Cross-industry union Unite is calling for its representatives working in electrical engineering, electronics and IT to gain access to environmental impact information from the companies they work for.

The union also says company executives' pay and bonuses should be linked to meeting environmental targets.

The suggestions are detailed in a new report published by Unite - 'How Green Is My Workplace?' - based on a survey of 10,000 Unite members in the electronics and IT sector. The report gives guidance on how union representatives can raise awareness of environmental issues to make workplaces greener.

According to the survey, 83 per cent of Unite members believe their workplace wastes energy and resources and 87 per cent believe unions should be involved in designing and implementing measures that help to improve the environmental impact of workplaces.

Two success stories highlighted in the report include Fujitsu and wind turbine maker Cummins.

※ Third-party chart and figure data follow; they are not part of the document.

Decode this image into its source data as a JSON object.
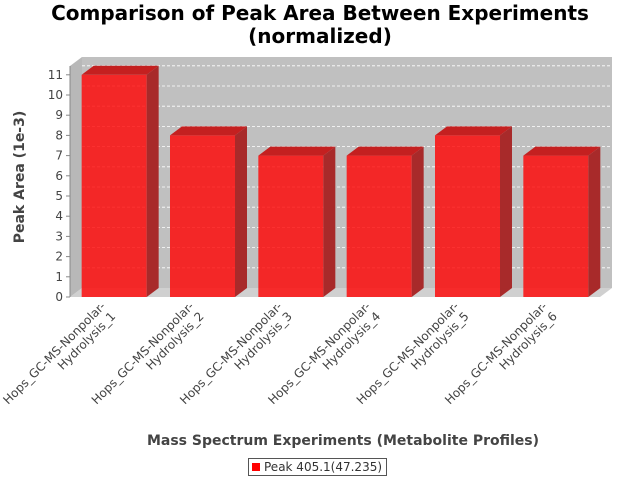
{
  "chart_data": {
    "type": "bar",
    "title_line1": "Comparison of Peak Area Between Experiments",
    "title_line2": "(normalized)",
    "xlabel": "Mass Spectrum Experiments (Metabolite Profiles)",
    "ylabel": "Peak Area (1e-3)",
    "categories": [
      [
        "Hops_GC-MS-Nonpolar-",
        "Hydrolysis_1"
      ],
      [
        "Hops_GC-MS-Nonpolar-",
        "Hydrolysis_2"
      ],
      [
        "Hops_GC-MS-Nonpolar-",
        "Hydrolysis_3"
      ],
      [
        "Hops_GC-MS-Nonpolar-",
        "Hydrolysis_4"
      ],
      [
        "Hops_GC-MS-Nonpolar-",
        "Hydrolysis_5"
      ],
      [
        "Hops_GC-MS-Nonpolar-",
        "Hydrolysis_6"
      ]
    ],
    "series": [
      {
        "name": "Peak 405.1(47.235)",
        "values": [
          11,
          8,
          7,
          7,
          8,
          7
        ],
        "color": "#ff0000"
      }
    ],
    "ylim": [
      0,
      11
    ],
    "yticks": [
      0,
      1,
      2,
      3,
      4,
      5,
      6,
      7,
      8,
      9,
      10,
      11
    ],
    "grid": true,
    "legend_position": "bottom",
    "plot_background": "#c0c0c0"
  }
}
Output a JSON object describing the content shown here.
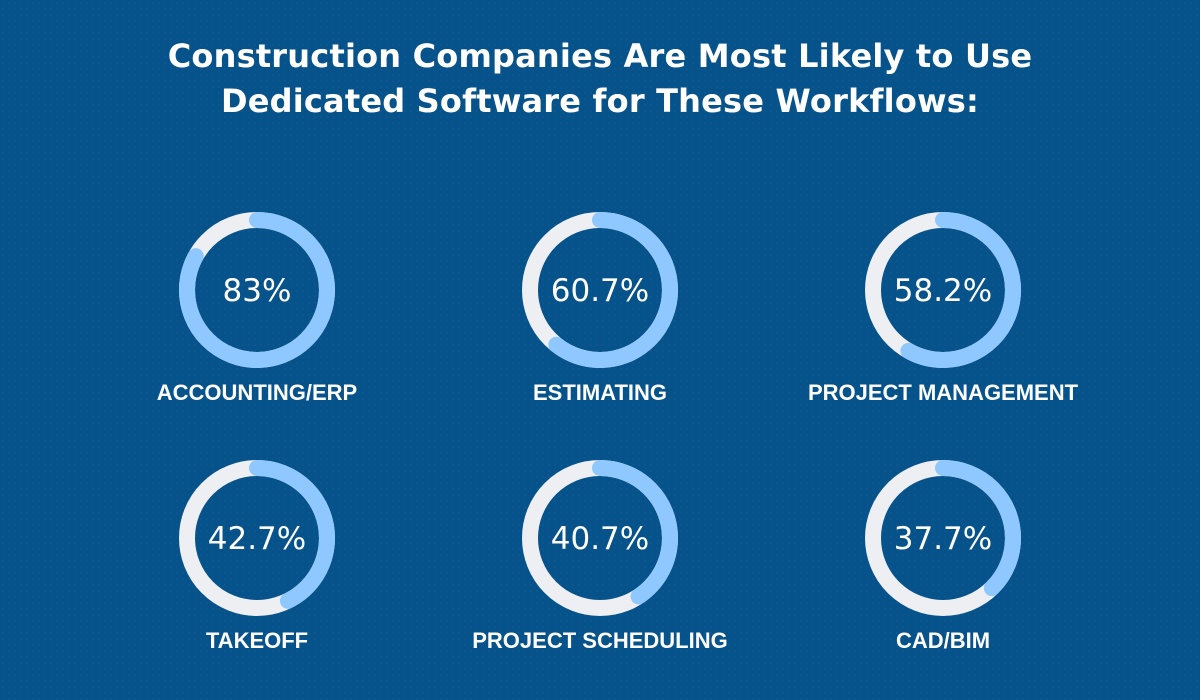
{
  "title_line1": "Construction Companies Are Most Likely to Use",
  "title_line2": "Dedicated Software for These Workflows:",
  "colors": {
    "background": "#06528a",
    "track": "#eeeff3",
    "value": "#8fc8ff",
    "text": "#ffffff"
  },
  "chart_data": {
    "type": "donut",
    "unit": "%",
    "categories": [
      "ACCOUNTING/ERP",
      "ESTIMATING",
      "PROJECT MANAGEMENT",
      "TAKEOFF",
      "PROJECT SCHEDULING",
      "CAD/BIM"
    ],
    "values": [
      83,
      60.7,
      58.2,
      42.7,
      40.7,
      37.7
    ],
    "value_labels": [
      "83%",
      "60.7%",
      "58.2%",
      "42.7%",
      "40.7%",
      "37.7%"
    ],
    "max": 100
  }
}
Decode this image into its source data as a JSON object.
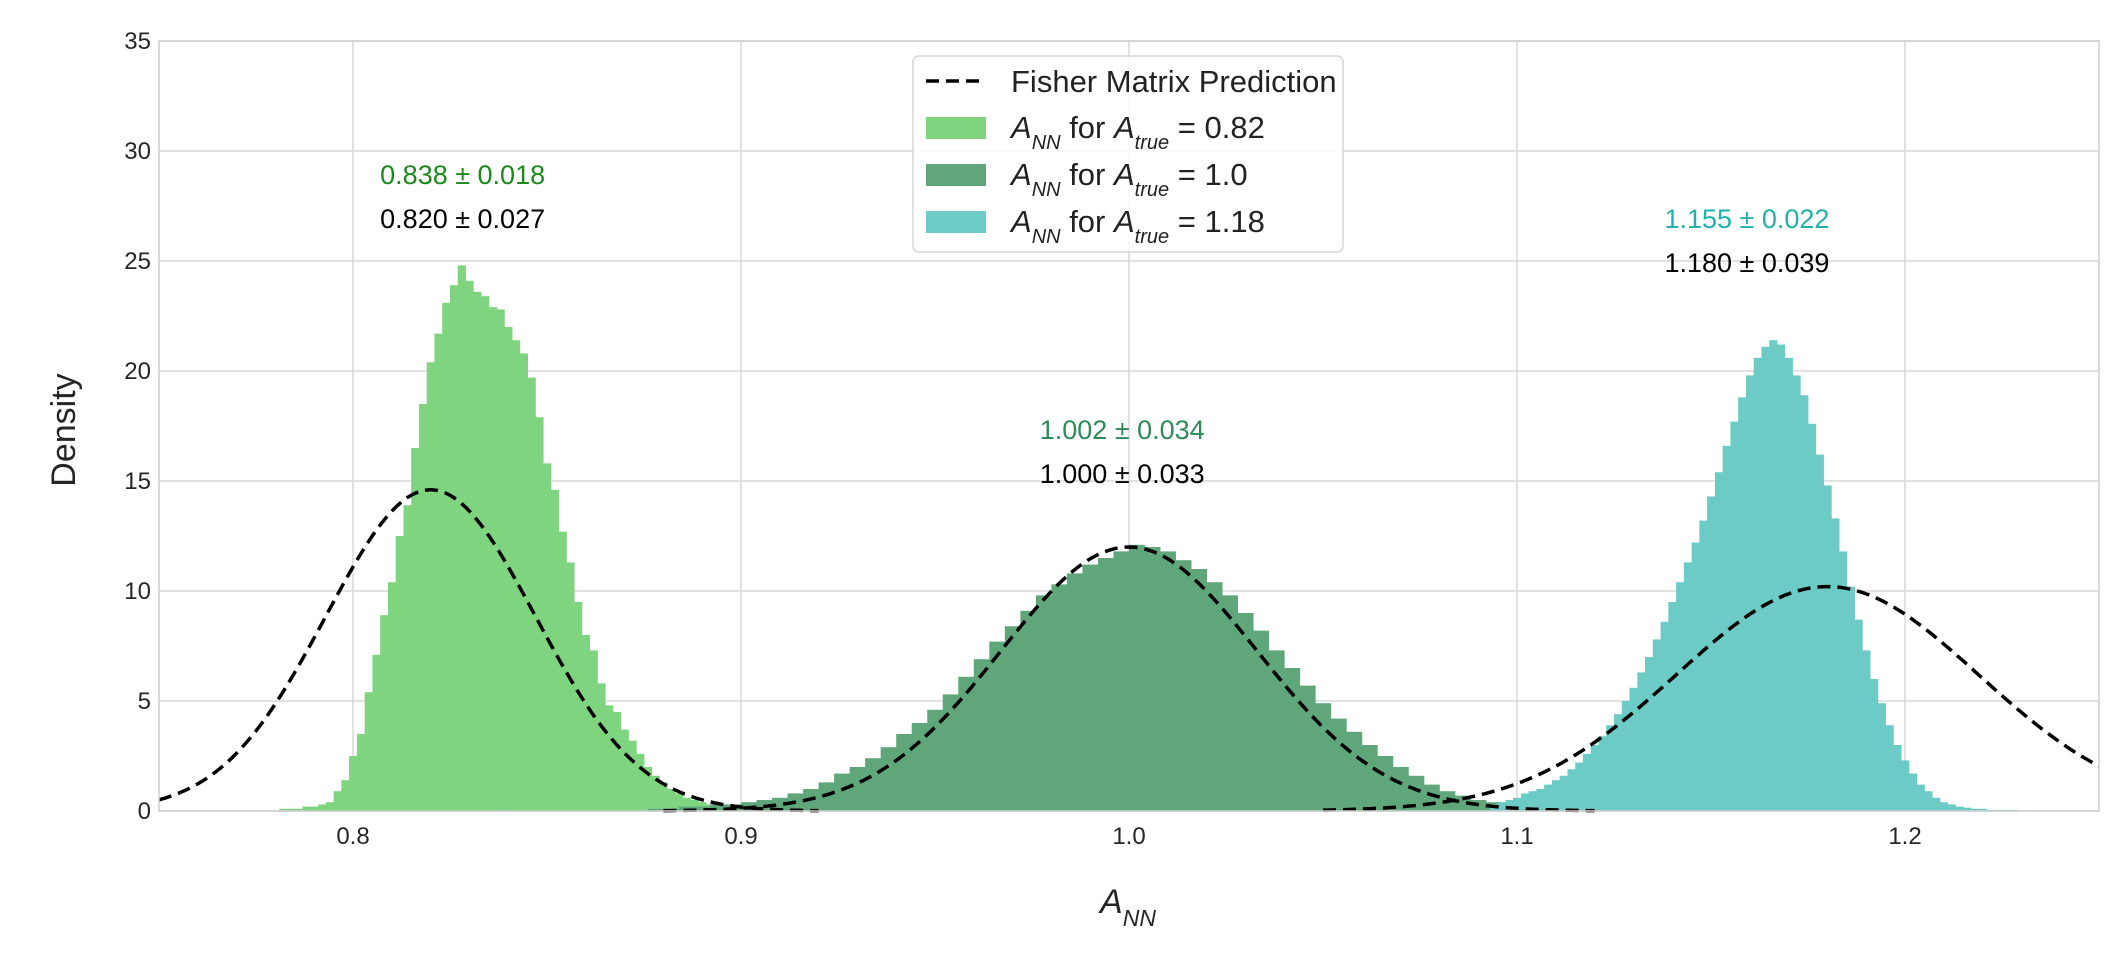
{
  "chart_data": {
    "type": "bar",
    "xlabel": "A_NN",
    "ylabel": "Density",
    "xlim": [
      0.75,
      1.25
    ],
    "ylim": [
      0,
      35
    ],
    "grid": true,
    "x_ticks": [
      "0.8",
      "0.9",
      "1.0",
      "1.1",
      "1.2"
    ],
    "x_tick_values": [
      0.8,
      0.9,
      1.0,
      1.1,
      1.2
    ],
    "y_ticks": [
      "0",
      "5",
      "10",
      "15",
      "20",
      "25",
      "30",
      "35"
    ],
    "y_tick_values": [
      0,
      5,
      10,
      15,
      20,
      25,
      30,
      35
    ],
    "legend": {
      "position": "top-center",
      "entries": [
        {
          "label": "Fisher Matrix Prediction",
          "style": "dashed-line",
          "color": "#000000"
        },
        {
          "label": "A_NN for A_true = 0.82",
          "style": "patch",
          "color": "#7fd47f"
        },
        {
          "label": "A_NN for A_true = 1.0",
          "style": "patch",
          "color": "#5fa77a"
        },
        {
          "label": "A_NN for A_true = 1.18",
          "style": "patch",
          "color": "#6ccbc4"
        }
      ]
    },
    "histograms": [
      {
        "color": "#7fd47f",
        "bin_width": 0.002,
        "x": [
          0.782,
          0.784,
          0.786,
          0.788,
          0.79,
          0.792,
          0.794,
          0.796,
          0.798,
          0.8,
          0.802,
          0.804,
          0.806,
          0.808,
          0.81,
          0.812,
          0.814,
          0.816,
          0.818,
          0.82,
          0.822,
          0.824,
          0.826,
          0.828,
          0.83,
          0.832,
          0.834,
          0.836,
          0.838,
          0.84,
          0.842,
          0.844,
          0.846,
          0.848,
          0.85,
          0.852,
          0.854,
          0.856,
          0.858,
          0.86,
          0.862,
          0.864,
          0.866,
          0.868,
          0.87,
          0.872,
          0.874,
          0.876,
          0.878,
          0.88,
          0.882,
          0.884,
          0.886,
          0.888,
          0.89,
          0.892,
          0.894,
          0.896,
          0.898,
          0.9
        ],
        "values": [
          0.1,
          0.1,
          0.1,
          0.2,
          0.2,
          0.3,
          0.4,
          0.9,
          1.4,
          2.5,
          3.5,
          5.4,
          7.1,
          8.9,
          10.4,
          12.5,
          13.9,
          16.5,
          18.5,
          20.4,
          21.7,
          23.1,
          23.9,
          24.8,
          24.1,
          23.6,
          23.4,
          22.9,
          22.8,
          22.0,
          21.4,
          20.8,
          19.7,
          17.9,
          15.8,
          14.6,
          12.7,
          11.3,
          9.5,
          8.0,
          7.3,
          5.8,
          4.8,
          4.5,
          3.7,
          3.2,
          2.6,
          2.0,
          1.6,
          1.3,
          1.0,
          0.8,
          0.6,
          0.5,
          0.4,
          0.3,
          0.2,
          0.2,
          0.1,
          0.1
        ]
      },
      {
        "color": "#5fa77a",
        "bin_width": 0.004,
        "x": [
          0.878,
          0.882,
          0.886,
          0.89,
          0.894,
          0.898,
          0.902,
          0.906,
          0.91,
          0.914,
          0.918,
          0.922,
          0.926,
          0.93,
          0.934,
          0.938,
          0.942,
          0.946,
          0.95,
          0.954,
          0.958,
          0.962,
          0.966,
          0.97,
          0.974,
          0.978,
          0.982,
          0.986,
          0.99,
          0.994,
          0.998,
          1.002,
          1.006,
          1.01,
          1.014,
          1.018,
          1.022,
          1.026,
          1.03,
          1.034,
          1.038,
          1.042,
          1.046,
          1.05,
          1.054,
          1.058,
          1.062,
          1.066,
          1.07,
          1.074,
          1.078,
          1.082,
          1.086,
          1.09,
          1.094,
          1.098,
          1.102,
          1.106,
          1.11,
          1.114,
          1.118
        ],
        "values": [
          0.1,
          0.1,
          0.2,
          0.2,
          0.3,
          0.3,
          0.4,
          0.5,
          0.6,
          0.8,
          1.0,
          1.3,
          1.7,
          2.0,
          2.4,
          2.9,
          3.5,
          4.0,
          4.6,
          5.3,
          6.1,
          6.9,
          7.7,
          8.4,
          9.1,
          9.8,
          10.3,
          10.8,
          11.2,
          11.5,
          11.8,
          12.1,
          12.0,
          11.8,
          11.4,
          11.0,
          10.4,
          9.8,
          9.0,
          8.2,
          7.3,
          6.5,
          5.7,
          4.9,
          4.2,
          3.6,
          3.0,
          2.5,
          2.0,
          1.6,
          1.2,
          0.9,
          0.7,
          0.5,
          0.4,
          0.3,
          0.2,
          0.2,
          0.1,
          0.1,
          0.1
        ]
      },
      {
        "color": "#6ccbc4",
        "bin_width": 0.002,
        "x": [
          1.094,
          1.096,
          1.098,
          1.1,
          1.102,
          1.104,
          1.106,
          1.108,
          1.11,
          1.112,
          1.114,
          1.116,
          1.118,
          1.12,
          1.122,
          1.124,
          1.126,
          1.128,
          1.13,
          1.132,
          1.134,
          1.136,
          1.138,
          1.14,
          1.142,
          1.144,
          1.146,
          1.148,
          1.15,
          1.152,
          1.154,
          1.156,
          1.158,
          1.16,
          1.162,
          1.164,
          1.166,
          1.168,
          1.17,
          1.172,
          1.174,
          1.176,
          1.178,
          1.18,
          1.182,
          1.184,
          1.186,
          1.188,
          1.19,
          1.192,
          1.194,
          1.196,
          1.198,
          1.2,
          1.202,
          1.204,
          1.206,
          1.208,
          1.21,
          1.212,
          1.214,
          1.216,
          1.218,
          1.22,
          1.222,
          1.224,
          1.226,
          1.228
        ],
        "values": [
          0.3,
          0.4,
          0.5,
          0.6,
          0.8,
          0.9,
          1.0,
          1.2,
          1.4,
          1.6,
          1.9,
          2.2,
          2.6,
          3.0,
          3.4,
          3.9,
          4.4,
          5.0,
          5.6,
          6.3,
          7.0,
          7.8,
          8.6,
          9.5,
          10.4,
          11.3,
          12.2,
          13.2,
          14.3,
          15.4,
          16.6,
          17.7,
          18.8,
          19.8,
          20.6,
          21.1,
          21.4,
          21.2,
          20.6,
          19.8,
          18.9,
          17.6,
          16.2,
          14.8,
          13.3,
          11.8,
          10.2,
          8.7,
          7.3,
          6.0,
          4.9,
          3.9,
          3.0,
          2.3,
          1.7,
          1.2,
          0.9,
          0.6,
          0.4,
          0.3,
          0.2,
          0.15,
          0.1,
          0.1,
          0.05,
          0.05,
          0.05,
          0.05
        ]
      }
    ],
    "fisher_curves": [
      {
        "mean": 0.82,
        "sigma": 0.027,
        "peak": 14.6,
        "range": [
          0.75,
          0.92
        ]
      },
      {
        "mean": 1.0,
        "sigma": 0.033,
        "peak": 12.0,
        "range": [
          0.88,
          1.12
        ]
      },
      {
        "mean": 1.18,
        "sigma": 0.039,
        "peak": 10.2,
        "range": [
          1.05,
          1.25
        ]
      }
    ],
    "annotations": [
      {
        "text": "0.838 ± 0.018",
        "color": "#1a8a1a",
        "x": 0.807,
        "y": 28.5
      },
      {
        "text": "0.820 ± 0.027",
        "color": "#000000",
        "x": 0.807,
        "y": 26.5
      },
      {
        "text": "1.002 ± 0.034",
        "color": "#2e8b57",
        "x": 0.977,
        "y": 16.9
      },
      {
        "text": "1.000 ± 0.033",
        "color": "#000000",
        "x": 0.977,
        "y": 14.9
      },
      {
        "text": "1.155 ± 0.022",
        "color": "#20b2aa",
        "x": 1.138,
        "y": 26.5
      },
      {
        "text": "1.180 ± 0.039",
        "color": "#000000",
        "x": 1.138,
        "y": 24.5
      }
    ]
  }
}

Unite members at Cummins have helped to establish an environmental committee to reflect the eco-credentials of the employer. The company aims to recycle all waste produced in its manufacturing processes.

At Fujitsu, Unite members take part in the company's Green Team initiative and have introduced environmental training for employees.

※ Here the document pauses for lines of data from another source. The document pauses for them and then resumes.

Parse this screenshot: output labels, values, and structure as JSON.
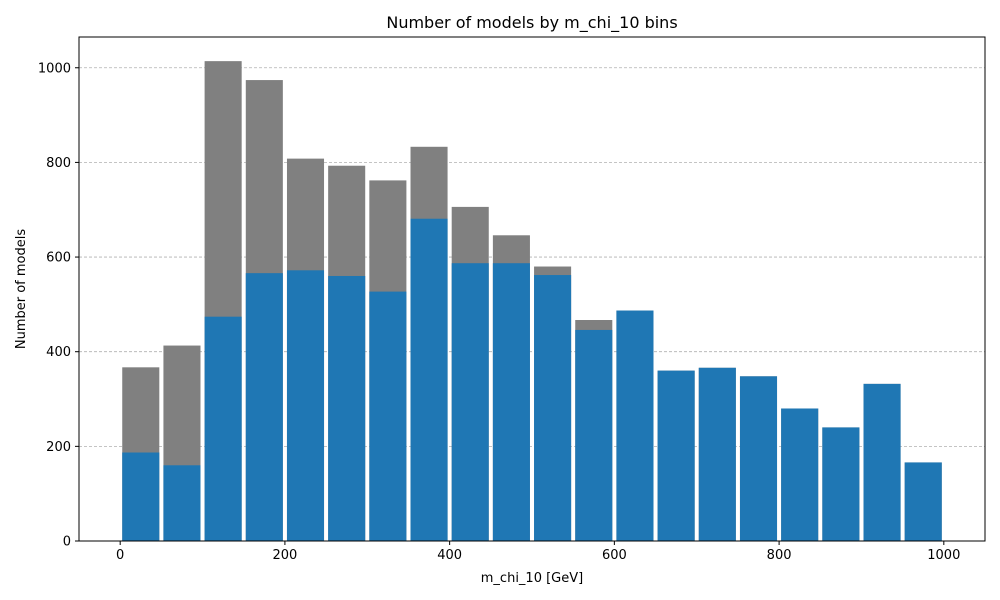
{
  "chart_data": {
    "type": "bar",
    "title": "Number of models by m_chi_10 bins",
    "xlabel": "m_chi_10 [GeV]",
    "ylabel": "Number of models",
    "xlim": [
      -50,
      1050
    ],
    "ylim": [
      0,
      1065
    ],
    "xticks": [
      0,
      200,
      400,
      600,
      800,
      1000
    ],
    "yticks": [
      0,
      200,
      400,
      600,
      800,
      1000
    ],
    "grid": "y dashed",
    "bin_width": 50,
    "bar_fraction": 0.9,
    "bin_starts": [
      0,
      50,
      100,
      150,
      200,
      250,
      300,
      350,
      400,
      450,
      500,
      550,
      600,
      650,
      700,
      750,
      800,
      850,
      900,
      950
    ],
    "series": [
      {
        "color": "#808080",
        "values": [
          367,
          413,
          1014,
          974,
          808,
          793,
          762,
          833,
          706,
          646,
          580,
          467,
          487,
          360,
          366,
          348,
          280,
          240,
          332,
          166
        ]
      },
      {
        "color": "#1f77b4",
        "values": [
          187,
          160,
          474,
          566,
          572,
          560,
          527,
          681,
          587,
          587,
          562,
          446,
          487,
          360,
          366,
          348,
          280,
          240,
          332,
          166
        ]
      }
    ]
  }
}
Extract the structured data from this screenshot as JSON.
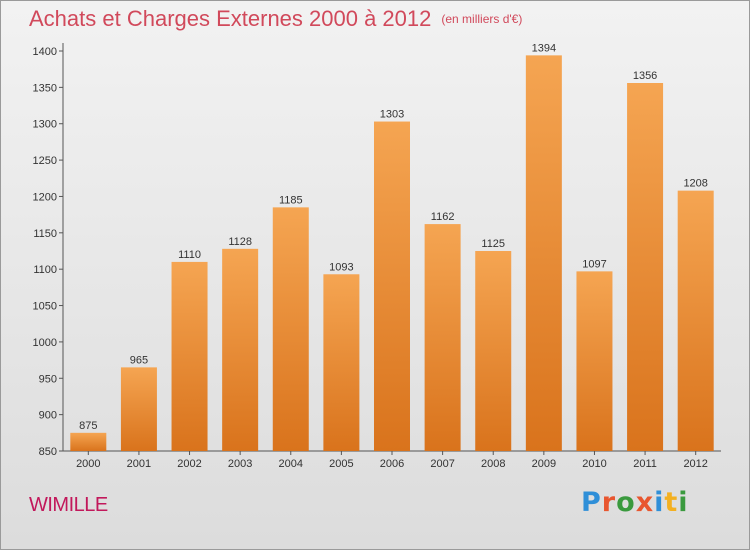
{
  "header": {
    "title": "Achats et Charges Externes 2000 à 2012",
    "subtitle": "(en milliers d'€)"
  },
  "footer": {
    "commune": "WIMILLE",
    "logo_text": "Proxiti"
  },
  "colors": {
    "bar_top": "#f5a552",
    "bar_bottom": "#d9731c",
    "title": "#d1495b",
    "commune": "#c2185b",
    "logo_letters": [
      "#2f8fd8",
      "#e8562f",
      "#3a9a3e",
      "#e8562f",
      "#2f8fd8",
      "#f3b021",
      "#3a9a3e"
    ]
  },
  "chart_data": {
    "type": "bar",
    "title": "Achats et Charges Externes 2000 à 2012",
    "subtitle": "(en milliers d'€)",
    "xlabel": "",
    "ylabel": "",
    "categories": [
      "2000",
      "2001",
      "2002",
      "2003",
      "2004",
      "2005",
      "2006",
      "2007",
      "2008",
      "2009",
      "2010",
      "2011",
      "2012"
    ],
    "values": [
      875,
      965,
      1110,
      1128,
      1185,
      1093,
      1303,
      1162,
      1125,
      1394,
      1097,
      1356,
      1208
    ],
    "ylim": [
      850,
      1400
    ],
    "yticks": [
      850,
      900,
      950,
      1000,
      1050,
      1100,
      1150,
      1200,
      1250,
      1300,
      1350,
      1400
    ],
    "grid": false,
    "legend": "none"
  }
}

"I very much welcome the contribution that Unite - Britain's biggest union - is making to this important debate" - said Hilary Benn, secretary of state for the environment, food and rural affairs. "Trade unionists can really help change to happen in the workplace as part of the move to a lower-carbon economy. I hope this publication will be widely read and will raise awareness of climate change."

The report also recommends that trade union representatives should have consultation rights on purchasing and supply decisions which can affect the environmental impact of the workplace.

In cases of offshoring, companies should be made to report on the environmental impact of relocation to ensure that firms are not avoiding robust environmental regulation or labour standards by relocating, says the report.